Featured Paper of the Month – September 2018.
Methamphetamine addiction is a public health threat throughout the world. Investigators in Dr. Cadet’s laboratory in the intramural program have developed a rat model of methamphetamine addiction that includes one of the psychiatric criteria used to make that diagnosis in humans. In that model, they used footshocks to represent adverse consequences that are present during the clinical course of addiction.

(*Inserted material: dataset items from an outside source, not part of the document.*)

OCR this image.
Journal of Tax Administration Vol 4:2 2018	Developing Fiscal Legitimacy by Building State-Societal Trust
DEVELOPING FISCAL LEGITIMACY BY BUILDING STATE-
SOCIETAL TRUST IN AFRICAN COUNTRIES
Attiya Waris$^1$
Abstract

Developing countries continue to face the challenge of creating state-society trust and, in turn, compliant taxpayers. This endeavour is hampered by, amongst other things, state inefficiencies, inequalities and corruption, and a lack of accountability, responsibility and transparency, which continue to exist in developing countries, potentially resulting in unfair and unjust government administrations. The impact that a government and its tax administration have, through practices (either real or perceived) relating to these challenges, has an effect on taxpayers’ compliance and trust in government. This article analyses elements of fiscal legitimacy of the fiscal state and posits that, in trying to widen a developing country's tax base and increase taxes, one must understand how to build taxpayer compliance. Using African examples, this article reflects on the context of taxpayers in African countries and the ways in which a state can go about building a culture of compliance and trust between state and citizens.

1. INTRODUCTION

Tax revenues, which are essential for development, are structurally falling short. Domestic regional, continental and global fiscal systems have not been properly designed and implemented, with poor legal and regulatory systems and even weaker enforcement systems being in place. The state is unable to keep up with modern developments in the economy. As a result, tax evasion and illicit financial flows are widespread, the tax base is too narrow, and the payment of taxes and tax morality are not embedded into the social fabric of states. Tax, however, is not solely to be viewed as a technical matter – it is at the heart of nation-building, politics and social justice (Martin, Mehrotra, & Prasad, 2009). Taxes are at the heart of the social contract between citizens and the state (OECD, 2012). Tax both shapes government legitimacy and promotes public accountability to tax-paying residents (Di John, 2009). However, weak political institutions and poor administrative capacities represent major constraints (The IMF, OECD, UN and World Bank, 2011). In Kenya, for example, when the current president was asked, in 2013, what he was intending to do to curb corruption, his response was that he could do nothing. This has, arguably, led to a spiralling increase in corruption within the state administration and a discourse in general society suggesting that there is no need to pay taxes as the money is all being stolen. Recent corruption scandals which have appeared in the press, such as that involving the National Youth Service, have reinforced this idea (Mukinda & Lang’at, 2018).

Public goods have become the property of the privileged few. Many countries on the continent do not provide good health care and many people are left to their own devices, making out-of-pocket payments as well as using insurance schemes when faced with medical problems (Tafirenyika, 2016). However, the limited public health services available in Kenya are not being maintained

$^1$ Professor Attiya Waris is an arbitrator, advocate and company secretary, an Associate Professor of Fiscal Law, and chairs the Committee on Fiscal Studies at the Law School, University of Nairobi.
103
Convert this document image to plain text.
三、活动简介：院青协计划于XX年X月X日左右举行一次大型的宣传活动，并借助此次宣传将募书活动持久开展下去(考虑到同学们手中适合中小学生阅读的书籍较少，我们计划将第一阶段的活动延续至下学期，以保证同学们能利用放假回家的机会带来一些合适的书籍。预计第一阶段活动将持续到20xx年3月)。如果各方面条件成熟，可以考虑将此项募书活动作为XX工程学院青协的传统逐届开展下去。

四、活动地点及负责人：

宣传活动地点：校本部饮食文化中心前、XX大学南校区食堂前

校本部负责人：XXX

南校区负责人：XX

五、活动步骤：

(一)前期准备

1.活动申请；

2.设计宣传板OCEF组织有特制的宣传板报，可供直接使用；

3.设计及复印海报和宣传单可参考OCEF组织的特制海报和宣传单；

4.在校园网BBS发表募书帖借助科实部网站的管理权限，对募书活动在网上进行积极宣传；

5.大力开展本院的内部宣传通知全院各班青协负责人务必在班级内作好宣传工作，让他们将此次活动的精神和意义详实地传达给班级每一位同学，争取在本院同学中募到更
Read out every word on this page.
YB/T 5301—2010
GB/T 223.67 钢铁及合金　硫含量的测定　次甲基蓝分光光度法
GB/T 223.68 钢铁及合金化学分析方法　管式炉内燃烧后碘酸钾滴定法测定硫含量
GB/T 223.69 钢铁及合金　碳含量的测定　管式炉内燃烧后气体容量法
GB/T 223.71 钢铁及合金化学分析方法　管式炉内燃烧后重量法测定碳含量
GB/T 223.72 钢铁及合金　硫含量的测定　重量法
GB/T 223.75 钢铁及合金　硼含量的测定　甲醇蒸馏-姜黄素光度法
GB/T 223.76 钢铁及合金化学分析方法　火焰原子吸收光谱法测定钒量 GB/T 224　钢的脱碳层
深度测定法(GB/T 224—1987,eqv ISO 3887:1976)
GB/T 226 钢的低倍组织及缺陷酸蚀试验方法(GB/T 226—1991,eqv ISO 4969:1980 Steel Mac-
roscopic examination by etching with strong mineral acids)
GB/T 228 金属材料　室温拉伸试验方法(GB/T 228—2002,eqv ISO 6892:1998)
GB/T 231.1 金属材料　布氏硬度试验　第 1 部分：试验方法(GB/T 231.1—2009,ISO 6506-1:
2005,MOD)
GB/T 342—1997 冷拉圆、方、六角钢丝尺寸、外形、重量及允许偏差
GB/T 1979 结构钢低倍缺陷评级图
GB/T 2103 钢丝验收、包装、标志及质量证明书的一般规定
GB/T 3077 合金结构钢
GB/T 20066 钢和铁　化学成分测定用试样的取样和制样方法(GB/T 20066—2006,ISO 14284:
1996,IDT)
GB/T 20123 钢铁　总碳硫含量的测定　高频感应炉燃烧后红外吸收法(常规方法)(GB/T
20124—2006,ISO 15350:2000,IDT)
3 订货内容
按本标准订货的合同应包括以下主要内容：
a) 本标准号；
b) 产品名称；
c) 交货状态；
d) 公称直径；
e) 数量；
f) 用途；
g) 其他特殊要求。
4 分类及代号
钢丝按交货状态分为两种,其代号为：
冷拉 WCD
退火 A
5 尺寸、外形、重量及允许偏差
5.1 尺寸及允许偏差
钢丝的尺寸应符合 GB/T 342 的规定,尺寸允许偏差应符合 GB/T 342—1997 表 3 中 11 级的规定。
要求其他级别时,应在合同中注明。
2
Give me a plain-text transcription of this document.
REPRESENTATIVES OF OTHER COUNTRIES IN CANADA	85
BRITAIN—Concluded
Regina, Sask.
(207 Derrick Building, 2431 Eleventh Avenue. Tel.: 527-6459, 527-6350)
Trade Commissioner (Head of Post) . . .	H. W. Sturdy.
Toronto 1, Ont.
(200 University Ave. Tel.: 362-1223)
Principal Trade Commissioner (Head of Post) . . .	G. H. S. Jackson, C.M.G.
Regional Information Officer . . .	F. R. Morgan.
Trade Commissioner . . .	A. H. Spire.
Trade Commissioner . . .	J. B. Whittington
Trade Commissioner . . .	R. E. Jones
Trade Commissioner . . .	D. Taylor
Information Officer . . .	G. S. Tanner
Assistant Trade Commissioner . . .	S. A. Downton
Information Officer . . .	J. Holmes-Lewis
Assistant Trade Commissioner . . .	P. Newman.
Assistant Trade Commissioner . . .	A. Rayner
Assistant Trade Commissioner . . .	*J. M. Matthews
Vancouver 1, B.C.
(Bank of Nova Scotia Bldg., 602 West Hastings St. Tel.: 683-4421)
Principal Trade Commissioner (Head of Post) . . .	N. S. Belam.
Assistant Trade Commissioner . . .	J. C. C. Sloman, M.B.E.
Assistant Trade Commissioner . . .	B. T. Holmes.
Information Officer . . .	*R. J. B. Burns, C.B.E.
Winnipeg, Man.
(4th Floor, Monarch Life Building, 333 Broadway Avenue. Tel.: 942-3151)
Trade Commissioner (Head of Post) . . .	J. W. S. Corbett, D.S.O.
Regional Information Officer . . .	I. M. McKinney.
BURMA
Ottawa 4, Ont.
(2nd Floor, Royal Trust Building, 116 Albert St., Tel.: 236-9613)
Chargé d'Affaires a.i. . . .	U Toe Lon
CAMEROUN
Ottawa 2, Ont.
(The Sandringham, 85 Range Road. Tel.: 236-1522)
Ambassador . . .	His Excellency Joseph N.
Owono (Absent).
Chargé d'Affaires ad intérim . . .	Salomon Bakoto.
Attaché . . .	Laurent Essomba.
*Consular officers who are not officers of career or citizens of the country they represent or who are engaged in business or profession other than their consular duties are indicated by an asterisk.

Contingent footshocks helped the investigators to identify some rats (addicted) that continue to press a lever to get methamphetamine whereas other rats (non-addicted) suppress or stop their taking of methamphetamine in the presence of these adverse consequences. The investigators wanted to know if there were chemicals that could help them understand why these animals behaved differently in the presence of these shocks. They focused their attention on some chemicals called trophic factors including brain derived neurotrophic factor (BDNF) that are thought to regulate drug taking by rats. Because one area of the brain called dorsal striatum is involved in habit forming similar to the habits observed in patients who abuse drugs, the researchers measured the expression of some of these factors in that brain structure. They found that BDNF protein levels were similarly increased in the striatum in both groups of rats. However, another trophic factor called nerve growth factor (NGF) showed greater increases in the non-addicted rats. They also found that the receptor for NGF, called TrkA, is only activated in the non-addicted animals. Another important receptor for NGF called p75NTR is also only activated in the non-addicted rats. Importantly, proteins that are usually activated in cells that are stimulated by NGF were also activated only in the striatum of the non-addicted animals. These observations indicate that stimulation of NGF and other NGF-dependent proteins play a role in the suppression of methamphetamine taking by the non-addicted rats. These data also suggest that there is a need to develop medications that can activate NGF-dependent mechanisms that might benefit patients who are addicted to methamphetamine.
Publication Information
In: Int J Neuropsychopharmacol, vol. 21, no. 3, pp. 281–290, 2018, ISSN: 1469-5111 (Electronic); 1461-1457 (Linking).